Proposta original previa selo a bar que repassa valor aos músicos; agora, emenda garante também pagamento da execução pública aos autores
Por Fabrício Azevedo, de Brasília
Músicos tocam num quiosque na Praia de Copacabana, no Rio de Janeiro. Foto: Alexandre Rotenberg/Shutterstock
O couvert de músicos que tocam em bares, casas de shows e outros estabelecimentos é parte importante da subsistência deles, especialmente no início da carreira. Um projeto de lei que tramita na Câmara dos Deputados tenta estabelecer regras nacionais para sua cobrança e distribuição. De autoria da deputada Fernanda Melchiona (PSOL-RS), o PL 3441/2024, conhecido como Lei do Couvert, quer garantir que os valores cheguem realmente a quem é de direito, os intérpretes, instituindo um selo, “Bar Que Respeita o Músico”. Tal distinção, pelo texto original, seria concedida somente aos estabelecimentos que repassassem 100% do couvert aos artistas.

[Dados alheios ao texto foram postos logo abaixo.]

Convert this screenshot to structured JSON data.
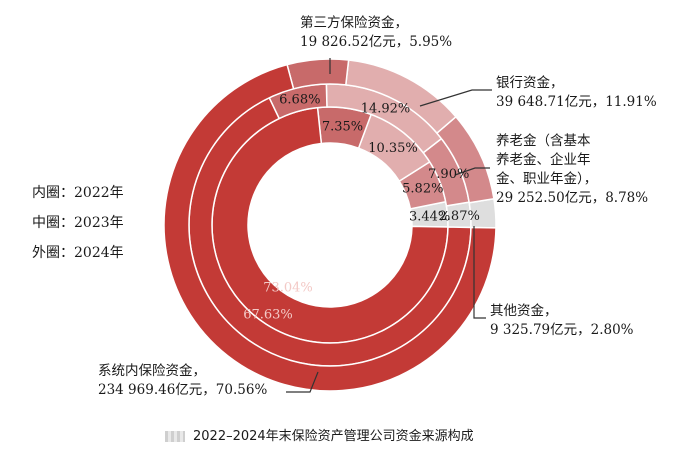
{
  "chart_data": {
    "type": "pie",
    "variant": "nested-donut",
    "title": "2022–2024年末保险资产管理公司资金来源构成",
    "rings": [
      {
        "name": "内圈：2022年",
        "values": [
          73.04,
          7.35,
          10.35,
          5.82,
          3.44
        ]
      },
      {
        "name": "中圈：2023年",
        "values": [
          67.63,
          6.68,
          14.92,
          7.9,
          2.87
        ]
      },
      {
        "name": "外圈：2024年",
        "values": [
          70.56,
          5.95,
          11.91,
          8.78,
          2.8
        ]
      }
    ],
    "slice_labels": [
      [
        "73.04%",
        "7.35%",
        "10.35%",
        "5.82%",
        "3.44%"
      ],
      [
        "67.63%",
        "6.68%",
        "14.92%",
        "7.90%",
        "2.87%"
      ]
    ],
    "categories": [
      {
        "key": "system",
        "lines": [
          "系统内保险资金，",
          "234 969.46亿元，70.56%"
        ],
        "color": "#c33a36"
      },
      {
        "key": "third",
        "lines": [
          "第三方保险资金，",
          "19 826.52亿元，5.95%"
        ],
        "color": "#c86a6a"
      },
      {
        "key": "bank",
        "lines": [
          "银行资金，",
          "39 648.71亿元，11.91%"
        ],
        "color": "#e1aeae"
      },
      {
        "key": "pension",
        "lines": [
          "养老金（含基本",
          "养老金、企业年",
          "金、职业年金），",
          "29 252.50亿元，8.78%"
        ],
        "color": "#d3898b"
      },
      {
        "key": "other",
        "lines": [
          "其他资金，",
          "9 325.79亿元，2.80%"
        ],
        "color": "#dedede"
      }
    ],
    "ring_legend": [
      "内圈：2022年",
      "中圈：2023年",
      "外圈：2024年"
    ]
  }
}
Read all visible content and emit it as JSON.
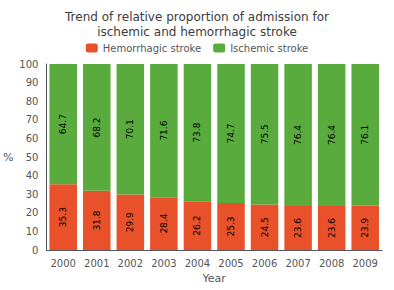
{
  "chart_data": {
    "type": "bar",
    "title": "Trend of relative proportion of admission for\nischemic and hemorrhagic stroke",
    "categories": [
      "2000",
      "2001",
      "2002",
      "2003",
      "2004",
      "2005",
      "2006",
      "2007",
      "2008",
      "2009"
    ],
    "series": [
      {
        "name": "Hemorrhagic stroke",
        "color": "#e8512a",
        "values": [
          35.3,
          31.8,
          29.9,
          28.4,
          26.2,
          25.3,
          24.5,
          23.6,
          23.6,
          23.9
        ]
      },
      {
        "name": "Ischemic stroke",
        "color": "#5aab3e",
        "values": [
          64.7,
          68.2,
          70.1,
          71.6,
          73.8,
          74.7,
          75.5,
          76.4,
          76.4,
          76.1
        ]
      }
    ],
    "stacked": true,
    "data_labels": true,
    "xlabel": "Year",
    "ylabel": "%",
    "ylim": [
      0,
      100
    ],
    "yticks": [
      0,
      10,
      20,
      30,
      40,
      50,
      60,
      70,
      80,
      90,
      100
    ],
    "grid": false,
    "legend": "top"
  }
}
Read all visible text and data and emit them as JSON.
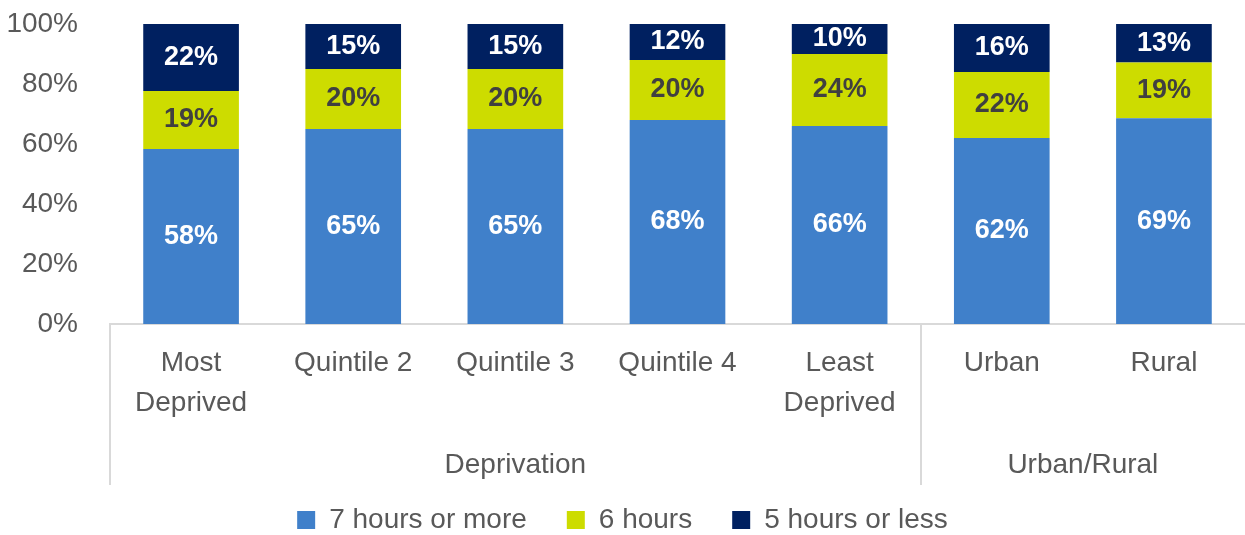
{
  "chart_data": {
    "type": "bar",
    "stacked": true,
    "categories": [
      "Most Deprived",
      "Quintile 2",
      "Quintile 3",
      "Quintile 4",
      "Least Deprived",
      "Urban",
      "Rural"
    ],
    "series": [
      {
        "name": "7 hours or more",
        "color": "#4080ca",
        "values": [
          58.3,
          65,
          65,
          68,
          66,
          62,
          68.6
        ],
        "value_labels": [
          "58%",
          "65%",
          "65%",
          "68%",
          "66%",
          "62%",
          "69%"
        ]
      },
      {
        "name": "6 hours",
        "color": "#cddc00",
        "values": [
          19.4,
          20,
          20,
          20,
          24,
          22,
          18.6
        ],
        "value_labels": [
          "19%",
          "20%",
          "20%",
          "20%",
          "24%",
          "22%",
          "19%"
        ]
      },
      {
        "name": "5 hours or less",
        "color": "#002060",
        "values": [
          22.3,
          15,
          15,
          12,
          10,
          16,
          12.8
        ],
        "value_labels": [
          "22%",
          "15%",
          "15%",
          "12%",
          "10%",
          "16%",
          "13%"
        ]
      }
    ],
    "ylim": [
      0,
      100
    ],
    "yticks": [
      {
        "value": 0,
        "label": "0%"
      },
      {
        "value": 20,
        "label": "20%"
      },
      {
        "value": 40,
        "label": "40%"
      },
      {
        "value": 60,
        "label": "60%"
      },
      {
        "value": 80,
        "label": "80%"
      },
      {
        "value": 100,
        "label": "100%"
      }
    ],
    "grid": false,
    "legend": "bottom",
    "annotations": [
      "Deprivation",
      "Urban/Rural"
    ]
  }
}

Mas recentemente foi incluída uma emenda, do deputado Julio Lopes (PP-RJ), que prevê que, para receber o selo, o bar também deverá estar em dia com o pagamento de direitos de execução pública aos compositores, via Ecad.
“Além da questão financeira, o couvert contribui para o desenvolvimento profissional e a visibilidade no mercado”, comentou a deputada Melchiona, que se inspirou numa lei municipal de Porto Alegre ao propor o projeto.

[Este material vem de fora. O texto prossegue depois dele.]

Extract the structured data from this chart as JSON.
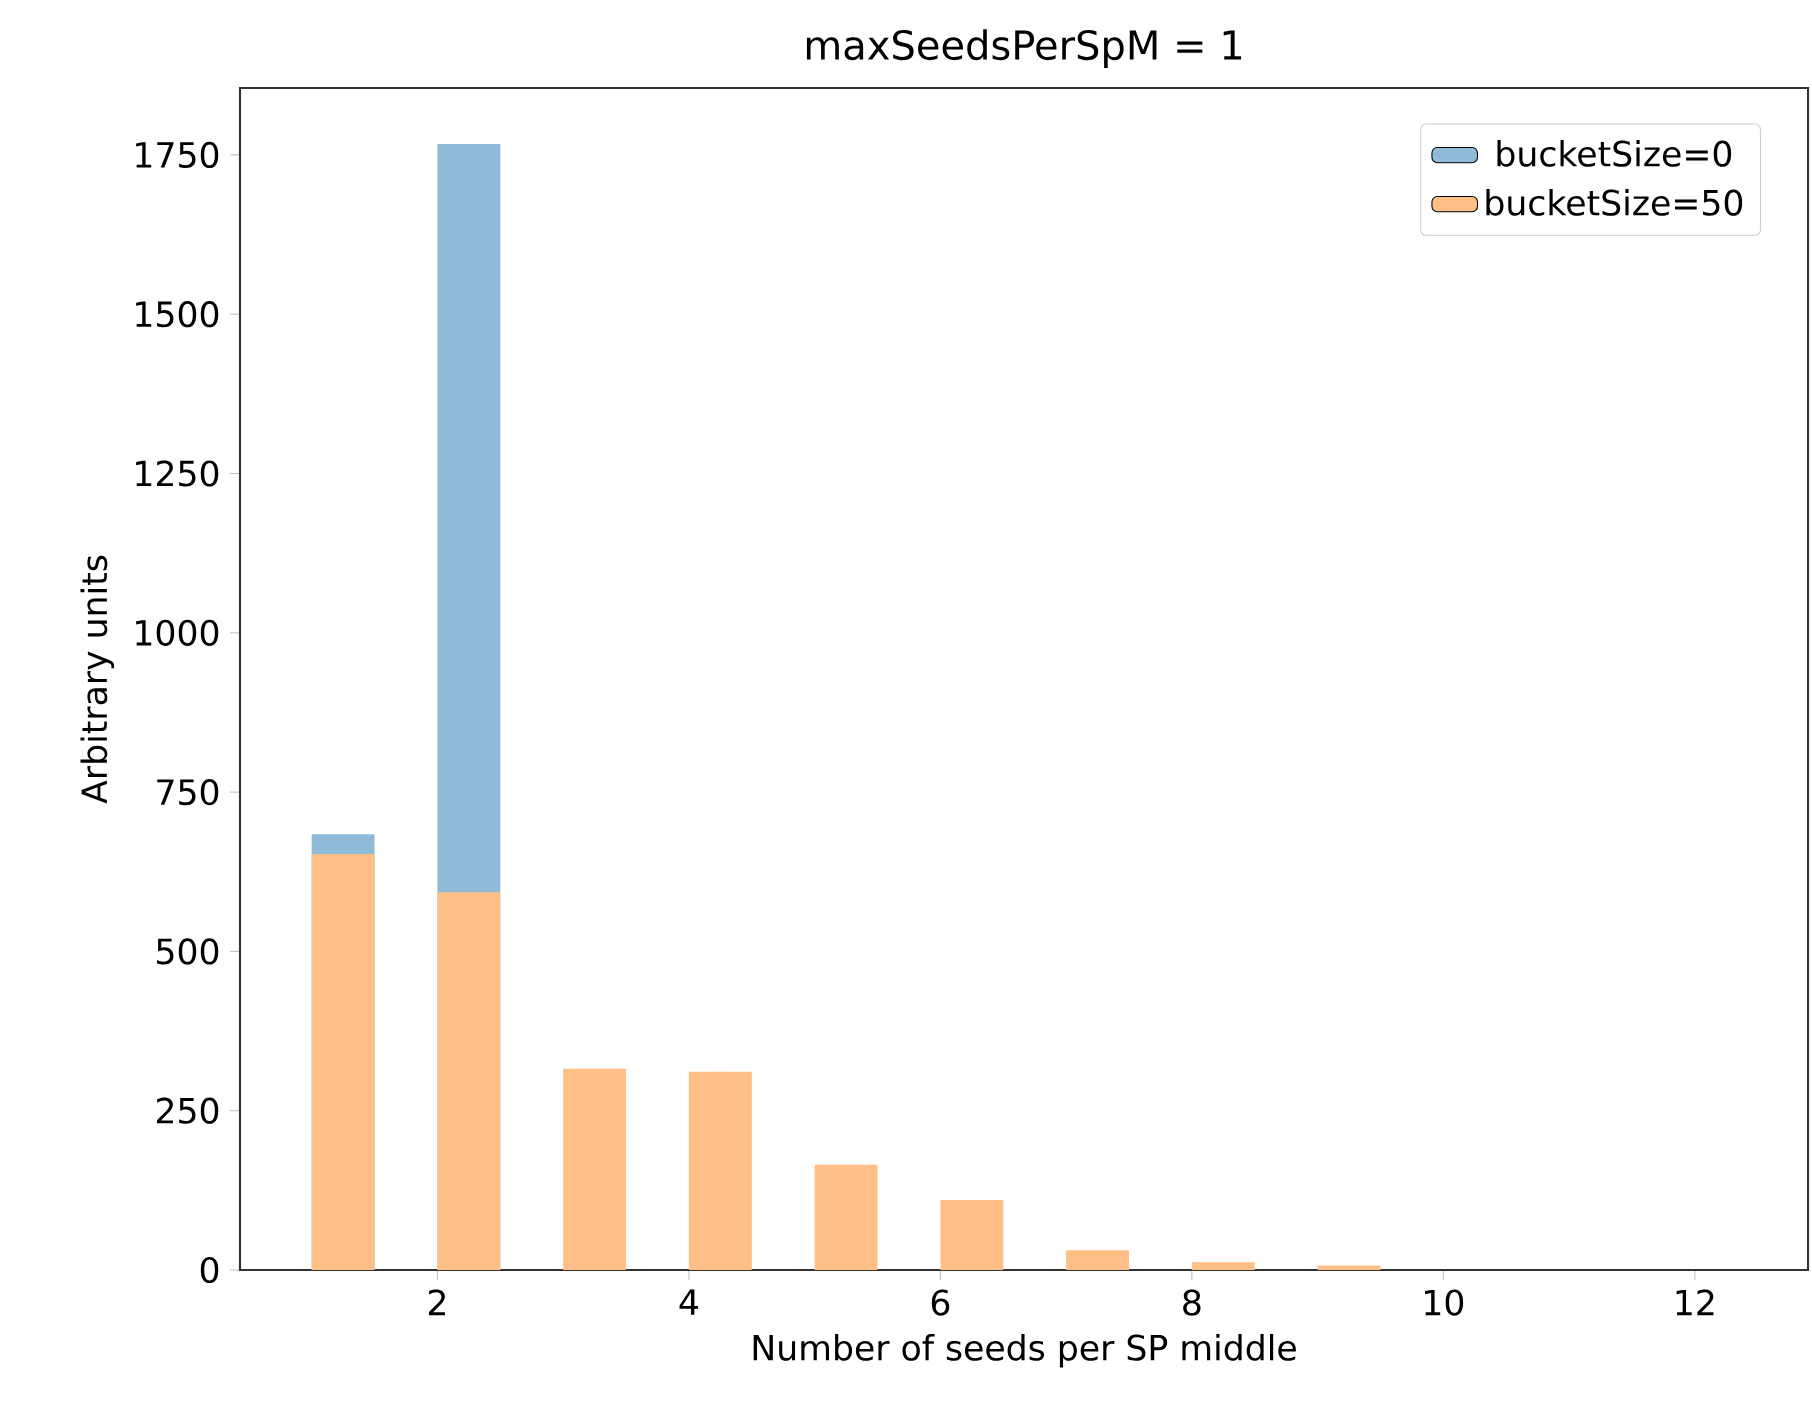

A transparência, ela disse, ajudaria aos clientes que apoiam músicos a selecionar locais que realmente promovam os artistas:
“Para garantir a aprovação dessa lei, é necessário a mobilização da classe e o apoio de instituições como a UBC e outras.”
Valorizando o trabalho intelectual
Já o deputado Julio Lopes (PP/RJ), presidente da Frente Parlamentar da Propriedade Intelectual e de Combate à Pirataria, afirmou que a emenda foi apresentada depois de uma sugestão do Ecad.

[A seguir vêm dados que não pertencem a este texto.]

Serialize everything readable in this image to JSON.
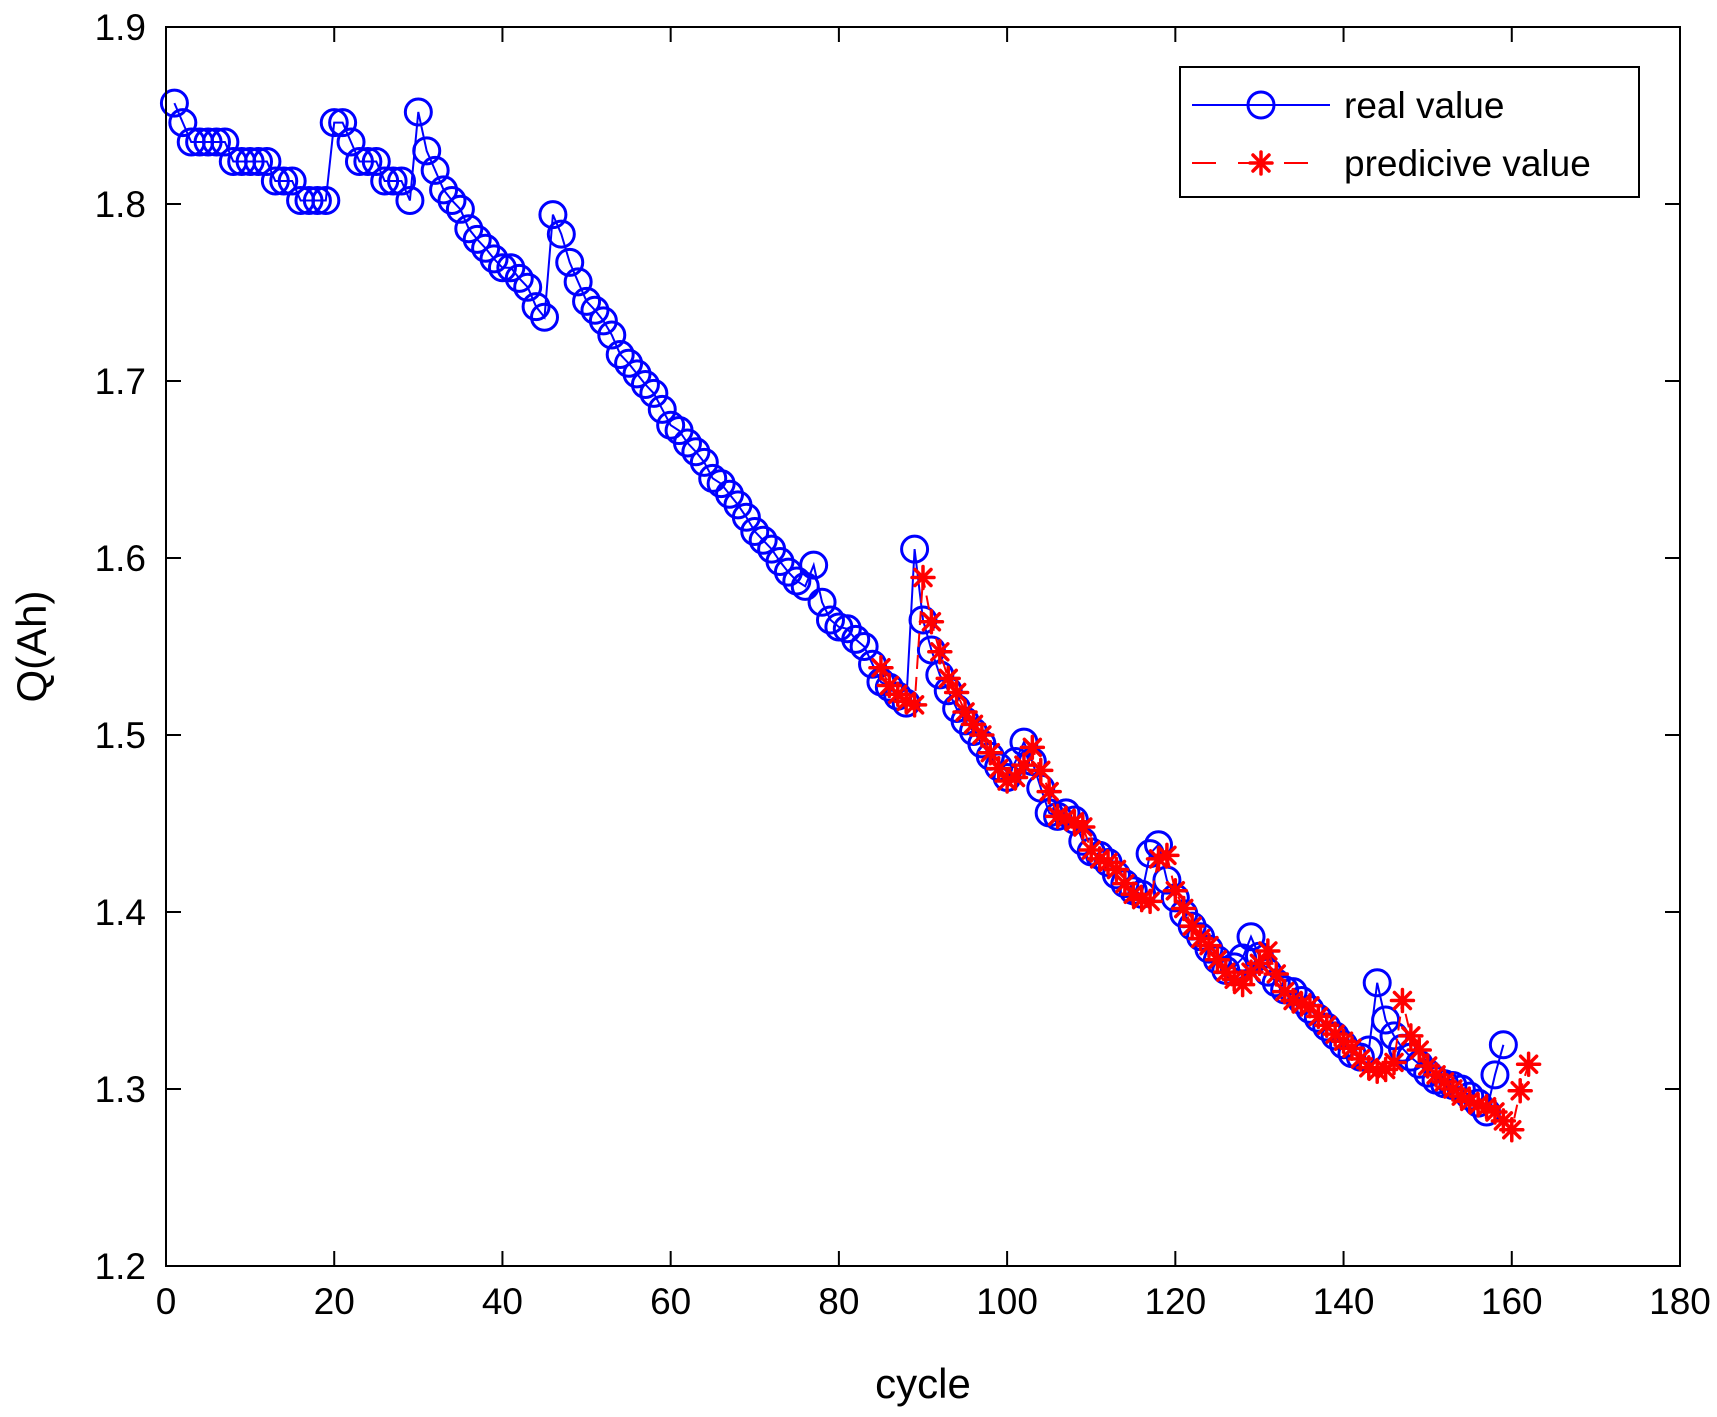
{
  "colors": {
    "real": "#0000ff",
    "pred": "#ff0000",
    "axis": "#000000",
    "background": "#ffffff"
  },
  "chart_data": {
    "type": "line",
    "title": "",
    "xlabel": "cycle",
    "ylabel": "Q(Ah)",
    "xlim": [
      0,
      180
    ],
    "ylim": [
      1.2,
      1.9
    ],
    "xticks": [
      0,
      20,
      40,
      60,
      80,
      100,
      120,
      140,
      160,
      180
    ],
    "yticks": [
      1.2,
      1.3,
      1.4,
      1.5,
      1.6,
      1.7,
      1.8,
      1.9
    ],
    "ytick_labels": [
      "1.2",
      "1.3",
      "1.4",
      "1.5",
      "1.6",
      "1.7",
      "1.8",
      "1.9"
    ],
    "grid": false,
    "legend_position": "top-right",
    "series": [
      {
        "name": "real value",
        "marker": "circle",
        "line": "solid",
        "x_start": 1,
        "values": [
          1.857,
          1.846,
          1.835,
          1.835,
          1.835,
          1.835,
          1.835,
          1.824,
          1.824,
          1.824,
          1.824,
          1.824,
          1.813,
          1.813,
          1.813,
          1.802,
          1.802,
          1.802,
          1.802,
          1.846,
          1.846,
          1.835,
          1.824,
          1.824,
          1.824,
          1.813,
          1.813,
          1.813,
          1.802,
          1.852,
          1.83,
          1.819,
          1.808,
          1.802,
          1.797,
          1.786,
          1.78,
          1.775,
          1.769,
          1.764,
          1.764,
          1.758,
          1.753,
          1.742,
          1.736,
          1.794,
          1.783,
          1.767,
          1.756,
          1.745,
          1.74,
          1.734,
          1.726,
          1.715,
          1.71,
          1.704,
          1.698,
          1.693,
          1.684,
          1.675,
          1.672,
          1.665,
          1.66,
          1.654,
          1.645,
          1.642,
          1.636,
          1.63,
          1.623,
          1.615,
          1.61,
          1.605,
          1.598,
          1.592,
          1.587,
          1.584,
          1.596,
          1.575,
          1.565,
          1.561,
          1.56,
          1.554,
          1.55,
          1.54,
          1.53,
          1.527,
          1.522,
          1.518,
          1.605,
          1.565,
          1.548,
          1.534,
          1.525,
          1.515,
          1.508,
          1.502,
          1.495,
          1.488,
          1.482,
          1.476,
          1.485,
          1.496,
          1.485,
          1.47,
          1.456,
          1.454,
          1.456,
          1.452,
          1.44,
          1.434,
          1.432,
          1.428,
          1.421,
          1.416,
          1.412,
          1.41,
          1.433,
          1.438,
          1.418,
          1.408,
          1.399,
          1.392,
          1.386,
          1.379,
          1.373,
          1.367,
          1.369,
          1.374,
          1.386,
          1.375,
          1.366,
          1.36,
          1.356,
          1.355,
          1.35,
          1.345,
          1.34,
          1.335,
          1.33,
          1.325,
          1.32,
          1.318,
          1.322,
          1.36,
          1.339,
          1.33,
          1.323,
          1.318,
          1.314,
          1.309,
          1.305,
          1.303,
          1.302,
          1.3,
          1.296,
          1.292,
          1.287,
          1.308,
          1.325
        ]
      },
      {
        "name": "predicive value",
        "marker": "star",
        "line": "dashed",
        "x_start": 85,
        "values": [
          1.538,
          1.528,
          1.523,
          1.519,
          1.517,
          1.589,
          1.564,
          1.547,
          1.532,
          1.524,
          1.513,
          1.506,
          1.5,
          1.49,
          1.481,
          1.474,
          1.476,
          1.483,
          1.493,
          1.48,
          1.468,
          1.454,
          1.453,
          1.451,
          1.448,
          1.435,
          1.43,
          1.428,
          1.424,
          1.416,
          1.41,
          1.407,
          1.406,
          1.43,
          1.432,
          1.412,
          1.402,
          1.392,
          1.385,
          1.381,
          1.373,
          1.366,
          1.362,
          1.359,
          1.366,
          1.371,
          1.378,
          1.365,
          1.355,
          1.35,
          1.348,
          1.347,
          1.341,
          1.336,
          1.331,
          1.327,
          1.323,
          1.317,
          1.312,
          1.31,
          1.311,
          1.315,
          1.35,
          1.33,
          1.322,
          1.313,
          1.308,
          1.304,
          1.3,
          1.296,
          1.293,
          1.291,
          1.29,
          1.287,
          1.282,
          1.277,
          1.299,
          1.314
        ]
      }
    ]
  }
}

“Muitas vezes os direitos dos autores são negligenciados. Vincular o recebimento do selo ‘Bar Que Respeita o Músico’ ao estabelecimento estar em dia com os direitos autorais é uma maneira de valorizar esse trabalho intelectual”, afirmou Lopes, destacando a autoridade do Ecad para pedir a emenda, já que as sociedades que o compõem, somadas, representam os interesses de mais de 400 mil titulares de direitos autorais.
Atualmente, a Lei do Couvert tramita na Comissão de Indústria, Comércio e Serviços (CICS). Depois, passará para várias outras comissões da Câmara dos Deputados, como a de Cultura (CCULT).
“A proposta não passará pelo plenário da Câmara, indo direto para apreciação pelo Senado. O caminho ainda é longo, mas acreditamos que a tramitação pode ser rápida”, avaliou Lopes.
Dando efetividade à lei
Consultor jurídico da UBC e presidente do Instituto dos Advogados Brasileiros (IAB), Sydney Sanches observou que o couvert e os direitos autorais são pagamentos separados, mas não dissociados.
“Dar publicidade pelo uso do selo servirá também para valorizar os direitos autorais”, resumiu, ressaltando que o PL 3441 não altera a Lei de Direitos Autorais (Lei 9.610/1998), mas aumenta a efetividade de seu cumprimento. “Atende à cadeia da música, gerando um ambiente mais positivo para várias áreas como turismo, entretenimento etc.”
Músico, professor e compositor filiado à UBC, Gabriel Paes toca há 15 anos em bares de Brasília e vê com bons olhos a iniciativa.
“Hoje sou mais seletivo com os ‘gigs’ (apresentações). Mas já tive problemas em receber o couvert em várias ocasiões”, contou.
Para ele, leis que protejam os músicos são necessárias, pois muitos acabam aceitando pagamentos menores.
“Também é importante valorizar os direitos autorais, mas gostaria que a lei tivesse algum mecanismo para estimular que compositores locais fossem tocados. Na maioria das vezes, o repertório é de autores já consagrados”, opinou.
Sydney Sanches disse acreditar que essa ideia é boa, mas que talvez requeresse um PL só para si.
“O ideal seria uma legislação específica para compositores locais ou políticas estaduais e municipais”, concluiu.